The first few days were a blur: stolen meetings with Government officials and NGO representatives, 15-minute meetings with colleagues from different UN agencies (with few chairs to go around we usually stood), media briefings in a sweaty building to the side of city hall.
Slowly, though, things started to improve. The authorities began to clear major roads of debris. The airport became fully operational and planes laden with aid started to land. Vehicles from other provinces and from as far afield as Manila began to arrive.
The fuel problem was also solved, in large part by the work of the Fuel Relief Fund, an American NGO (link: http://fuelrelieffund.org/). A feeling of momentum began to build. Aid was getting through. Within days, more than 1 million people had received food aid (a figure that climbed steeply each day). Filipino and foreign medical teams set up field hospitals. The water supply in Tacloban was re-established. Life started to return to the streets.

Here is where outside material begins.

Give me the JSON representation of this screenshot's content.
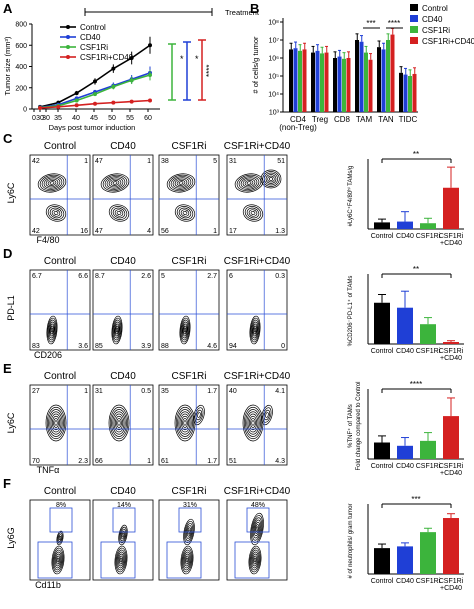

I remember a trip to Tanuaun, a small town south of Tacloban that was smashed to pieces by Haiyan. That was barely two weeks after the storm and already the focus of people was on picking up the pieces and restarting lives. One woman, when I asked what she needed, was very clear. She wanted material to rebuild her home and she wanted cash to re-start her small business.
That was what took me about the office workers in city hall. Less than two weeks after the strongest storm to ever make landfall, people were doing all they could to return to normal. They still face a massive task. It will take years for some communities to rebuild, and some areas are still very much in need of basic support. This is still the beginning of a long response.
I was looking only at the critical needs. The people were already focusing on their recovery.